Parmi ces derniers, je tiens à rappeler que l’avenir de l’armature économique des pays en développement dépend d’un réseau d’entreprises souvent réduites à la sous-traitance, mais capables de passer progressivement d’une économie grise à un statut d’entreprises modernes, vers une autonomie de création et de production respectant peu à peu les standards internationaux, y compris ceux qui relèvent de la responsabilité sociale des entreprises.
C’est d’ailleurs tous le sens de l’aide au développement, qui ne se réduit pas à un don d’argent ou à des prêts : il faut aider ces pays à progresser dans la constitution de leur armature économique. Or le présent texte conduira nos entreprises multinationales parmi les plus modernes à ne retenir, pour se sécuriser elles-mêmes, qu’un nombre réduit de fournisseurs et de sous-traitants parmi les plus modernes et internationalisés de ces pays : ceux qui leur garantiront le maximum de sécurité juridique. Les autres entreprises de ces pays resteront dans l’économie grise, sous-traitantes d’entreprises non vigilantes, au lieu d’être aidées progressivement à passer d’un logiciel 3.0 à un logiciel 4.0.
Pire encore : nos entreprises changeront de pays, si l’organisation politique et les pratiques ordinaires imposées dans le pays où elles sont leur font prendre un risque. Chez nous également, nous constaterons une contraction des fournisseurs et sous-traitants qui n’auront pas tous les moyens humains et financiers permettant de vérifier si un composant importé a échappé à leur vigilance.
Les entreprises françaises, reconnues par vous aussi comme « vertueuses » mais menacées par votre texte, risquent également de quitter des pays avec lesquels elles ont patiemment construit une relation commerciale constante, pour laisser la place à des entreprises étrangères beaucoup moins vertueuses.
Chers collègues, vous voulez faire de nos entreprises les éclaireurs pénalisés d’une nouvelle pratique internationale, au lieu de négocier celle-ci d’abord à un niveau multilatéral.

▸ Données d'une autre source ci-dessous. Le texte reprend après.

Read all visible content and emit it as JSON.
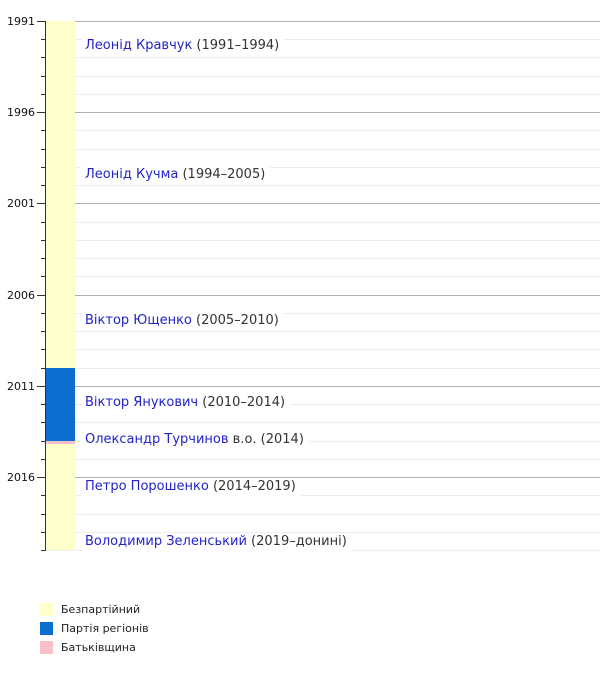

Pourquoi ne pas accompagner nos entreprises sur le chemin d’une plus grande vertu en s’inspirant plutôt des pratiques des pays scandinaves qui mettent en place des pôles d’accompagnement des entreprises ? Pourquoi ne pas prendre la tête de négociations internationales sur le sujet ou ne pas appuyer le gouvernement des Pays-Bas, qui souhaite avancer en la matière lorsqu’il présidera l’Union européenne ?
Cher rapporteur, chers collègues, si je suis toujours aussi solidaire des politiques d’aide au développement dans le cadre de la solidarité internationale, ainsi que des objectifs de votre démarche, je ne saurais, pour les satisfaire, appuyer davantage les méthodes que vous proposez.